Memorias de
la Plaza (XXIV)
Manuel Vázquez Portal, Grupo Decoro
LA HABANA, marzo (www.cubanet.org) - Poncito fue para el Grupo Decoro como
abrirle las ventanas a una vetusta y lóbrega casa que llevara mucho
tiempo sin airearse. Pude hablar otra vez sobre James Joyce, sobre Gauguin,
sobre Vivaldi. En el grupo sólo se comentaba que si la policía política
había arrestado a Fulano, que si Zutano era un "agentón"
enmascarado, que si Mengano se había robado el dinero del Proyecto
Floripondio Escarlata. A veces me asfixiaba y no hacía más que
chistes para desviar la "jaladera" de pellejo.
La joda de que cuando dos disidentes hablan en una esquina lo están
haciendo mal de un tercero, por orientación de la policía política,
está claro, se me había convertido ya en paranoia. Poncito vino a
salvarme.
Rosa Berre me preguntó por él y parece ser que yo era el único
que lo conocía. Miguel Angel Ponce de León, hijo de Fidelio, era
la Habana Vieja, era la Plaza de Armas, era el solar de Mercaderes número
Dos. Sin él, a la Casa del Tango le falta una milonga, al Café
Habana le falta un parroquiano, a la Plaza de San Francisco de Asís le
falta una paloma.
Cuántas veces debió pasar frente a mi ventorrillo de libros
viejos sin que yo me percatara de que aquel Cronopio iba, con el tiempo, a ser
mi amigo. Y mucho que sabía Poncito ser amigo. El era como el centro de
muchos círculos concéntricos. Nunca juntaba el círculo de
amantes con el círculo de colegas, o el círculo de colegas con el
de amigos. Nunca supe cómo se las ingeniaba para no mezclar. Tenía
un ámbito para cada uno de sus intereses. Y no es que se impostara, sino
que sabía muy bien delimitar, poner las necesarias fronteras.
Cuando averigüé por él todo el mundo sabía de su
existencia. Me lo describieron de tantas disímiles maneras que hubo un
momento en que pensé que se trataba de una especie de Frankestein. Era
para la gente una confluencia de rasgos, características y actitudes que
si me hubiera llevado por sus retratos jamás lo hubiera conocido. Para
unos era simplemente maricón; para otros sencillamente bohemio; para
algunos un genio; para muchos un loco; para los más un tipo raro; qué
lejos andaban de saber quién era Poncito.

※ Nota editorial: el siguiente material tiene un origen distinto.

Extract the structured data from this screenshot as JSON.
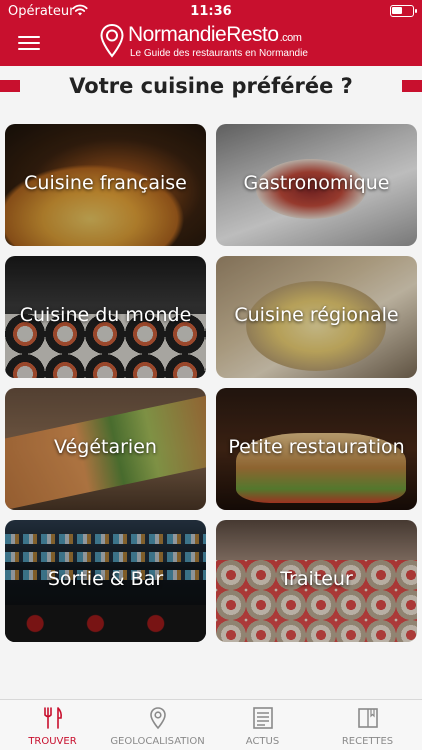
{
  "status_bar": {
    "carrier": "Opérateur",
    "time": "11:36"
  },
  "header": {
    "brand_main": "NormandieResto",
    "brand_tld": ".com",
    "tagline": "Le Guide des restaurants en Normandie"
  },
  "page": {
    "title": "Votre cuisine préférée ?"
  },
  "categories": [
    {
      "label": "Cuisine française"
    },
    {
      "label": "Gastronomique"
    },
    {
      "label": "Cuisine du monde"
    },
    {
      "label": "Cuisine régionale"
    },
    {
      "label": "Végétarien"
    },
    {
      "label": "Petite restauration"
    },
    {
      "label": "Sortie & Bar"
    },
    {
      "label": "Traiteur"
    }
  ],
  "tabs": [
    {
      "label": "TROUVER",
      "icon": "fork-knife-icon",
      "active": true
    },
    {
      "label": "GEOLOCALISATION",
      "icon": "location-pin-icon",
      "active": false
    },
    {
      "label": "ACTUS",
      "icon": "newspaper-icon",
      "active": false
    },
    {
      "label": "RECETTES",
      "icon": "recipe-book-icon",
      "active": false
    }
  ],
  "colors": {
    "brand_red": "#c8102e",
    "tab_inactive": "#8a8a8a",
    "background": "#f4f4f4"
  }
}
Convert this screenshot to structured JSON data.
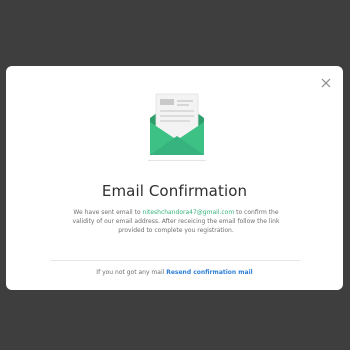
{
  "modal": {
    "title": "Email Confirmation",
    "message_prefix": "We have sent email to",
    "email": "niteshchandora47@gmail.com",
    "message_suffix": "to confirm the validity  of our email address. After receicing the email follow the link provided to complete you registration.",
    "footer_text": "If you not got any mail",
    "resend_label": "Resend confirmation mail",
    "close_icon": "close-icon",
    "illustration_icon": "email-envelope-icon"
  },
  "colors": {
    "backdrop": "#3e3e3e",
    "accent_green": "#36b37e",
    "link_blue": "#2d7fd6"
  }
}
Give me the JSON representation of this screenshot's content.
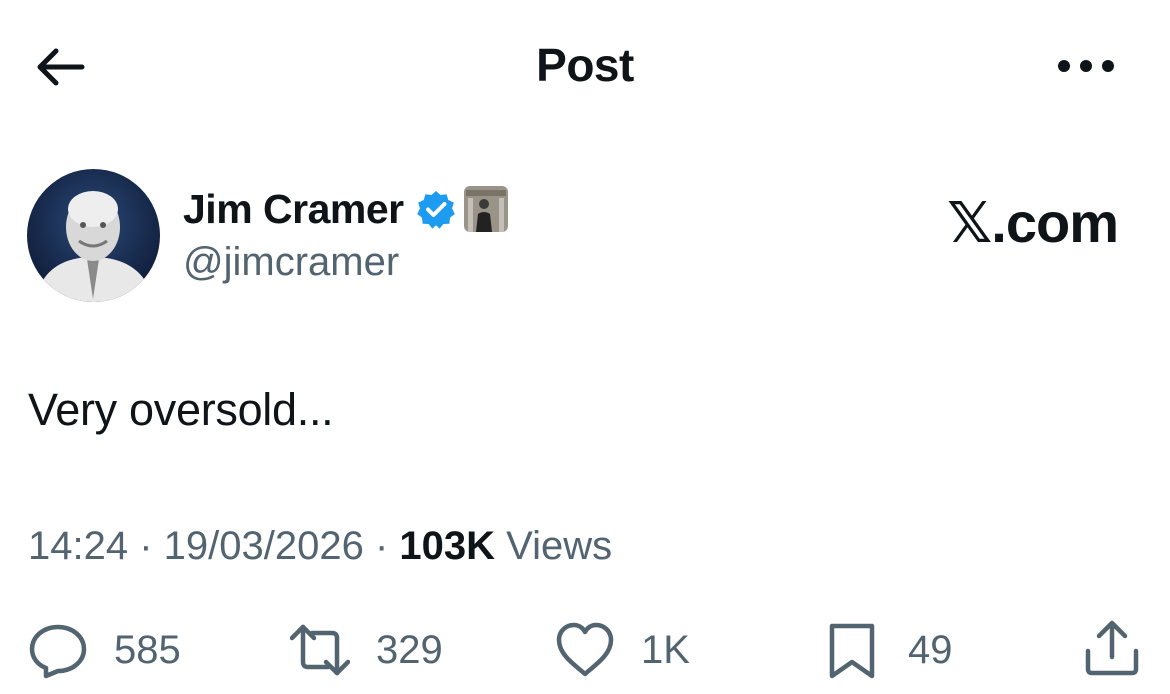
{
  "header": {
    "title": "Post"
  },
  "author": {
    "name": "Jim Cramer",
    "handle": "@jimcramer",
    "verified_color": "#1d9bf0"
  },
  "brand": "𝕏.com",
  "post": {
    "text": "Very oversold..."
  },
  "meta": {
    "time": "14:24",
    "separator": " · ",
    "date": "19/03/2026",
    "views_count": "103K",
    "views_label": " Views"
  },
  "actions": {
    "replies": "585",
    "reposts": "329",
    "likes": "1K",
    "bookmarks": "49"
  },
  "icons": [
    "back-arrow-icon",
    "more-icon",
    "verified-badge-icon",
    "reply-icon",
    "repost-icon",
    "like-icon",
    "bookmark-icon",
    "share-icon"
  ]
}
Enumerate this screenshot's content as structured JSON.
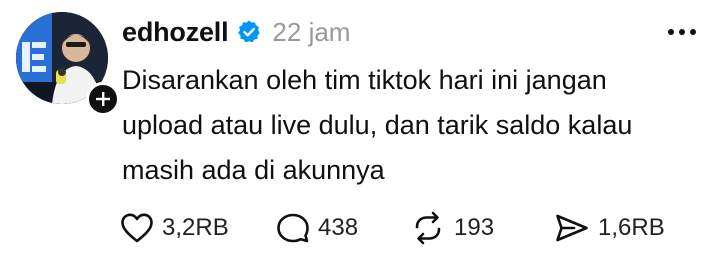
{
  "post": {
    "username": "edhozell",
    "timestamp": "22 jam",
    "body_lines": [
      "Disarankan oleh tim tiktok hari ini jangan",
      "upload atau live dulu, dan tarik saldo kalau",
      "masih ada di akunnya"
    ],
    "verified": true,
    "avatar_icon": "user-avatar",
    "follow_icon": "plus-icon",
    "more_icon": "more-horizontal-icon"
  },
  "actions": {
    "like": {
      "icon": "heart-icon",
      "count": "3,2RB"
    },
    "reply": {
      "icon": "comment-icon",
      "count": "438"
    },
    "repost": {
      "icon": "repost-icon",
      "count": "193"
    },
    "share": {
      "icon": "send-icon",
      "count": "1,6RB"
    }
  },
  "colors": {
    "text": "#101010",
    "muted": "#999999",
    "verified_blue": "#0095f6",
    "background": "#ffffff"
  }
}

Como se dice en el mejor de los cubanos "me cagué" en todas
las opiniones. Lo busqué y si no lo abracé cuando nos conocimos
fue porque a él eso le parecía una "mariconería".
Tan hombre era este maricón satisfecho y orgulloso de serlo. Y lo cuento
así porque, aunque él en su tumba se esté ruborizando con
mi lenguaje -era pudoroso como un niño- se preocupaba mucho por dejar
claras sus preferencias, sus intereses y sus gustos.
Al saber que yo era librero en la Plaza y periodista independiente a la vez,
se aterrorizó. No pudo evitar que le viniera a la memoria aquella vieja
redada que las autoridades llamaran "Operación Pitirre en el Alambre"
y de la que él fue testigo cercano en la Plaza de la Catedral. Muchos
artesanos pagaron con cárceles el humano delito de no querer morirse de
hambre. Me dijo que tenía que abandonar uno de los dos empleos. Opinaba
que me volvía muy vulnerable, que el menor descuido podía
conducirme a la prisión. Tomé muy en cuenta su opinión.
Mi hijo Gabriel le regalaba dibujos que él conservaba después
de elogiarlos. Yoly, mi esposa, gustaba de comadrear con él. Se
maravillaba ella de la finura, la cultura, el buen gusto de él. Cuando
alguna tarde lo invitábamos a comer en nuestra casa terminábamos
agradeciéndole que hubiera asistido. Mi hijo hablaba mucho de Poncito
después que éste nos visitaba. Recordaba su paciencia, su bondad.
Un día, quizás, en un arranque de celos paternales, le dije al niño
como en broma: "no me hables más de Poncito. Ese es un viejo maricón".
Y la respuesta de mi hijo fue una lección que nunca olvidaré, que
nunca nadie debiera olvidar: "Papá, eso no se dice de los amigos".